The facade of concern burned away in the quick flash of her temper. “You owe me!”
I laughed, but the sound was bitter even to my own ears. “I thought I did. For years, you made damn sure I thought so, but then I grew up. Wised up. I don’t owe you shit.” I didn’t dare look at Sami. What must she be thinking of me now? Probably nothing good.
“I’m your mother.”
“You never acted like one.”
“You owe me for your life!” Kim screeched, and there she was, showing her true ugly face at last. The harpy I knew and had at one time desperately wanted to love.
My teeth ground together so hard something popped in my jaw. “I know. You’ve said.”
“You. Owe. Me.”
“Fine.” I pulled out my wallet and gave her the last bill I had folded up in there. “That’s the last you’re getting from me. Now leave.”

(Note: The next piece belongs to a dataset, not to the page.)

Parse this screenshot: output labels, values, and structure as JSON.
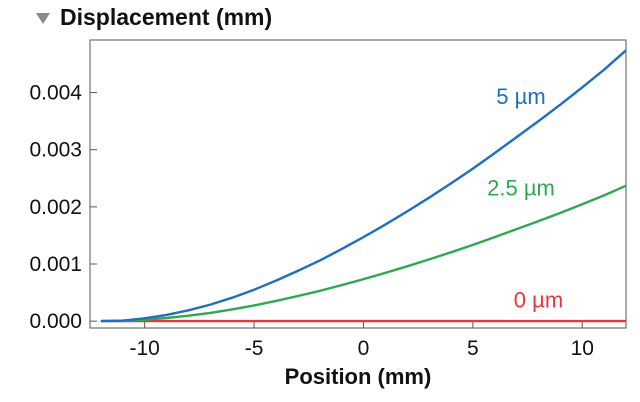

“One hundred?” she said in disbelief. “That’s all your life is worth? You ungrateful little shit.” She spat in my face. I’d never seen anyone do that outside of movies, and for a long time I just stood there blinking after her. Yeah, that hundred dollars was so offensive, but it didn’t stop her from tucking it into her bra before she stalked off.
Sami was the first of us to move. She took a small pack of tissues out of her purse and held one out to me.
After another beat, I accepted the tissue and wiped my face, which felt molten with embarrassed heat. I couldn’t look at her. I didn’t want to see the condemnation in her eyes. Or worse, the pity.
“So,” she said after another handful of beats. “That’s your mother.”
“Unfortunately.”
She moved to stand in front of me, forcing me to meet her gaze. “Why let her treat you like that?”
I shook my head. I couldn’t explain it. What would Sami think of me if she knew I was the reason my mother was the way she was? That my very existence had stripped Kimberly Dyer of her potential?
No. I wasn’t going there. Not with Sami. It was selfish, but I wanted her to keep looking at me with that little bit of hero worship gleaming in her eyes. “We should head home.”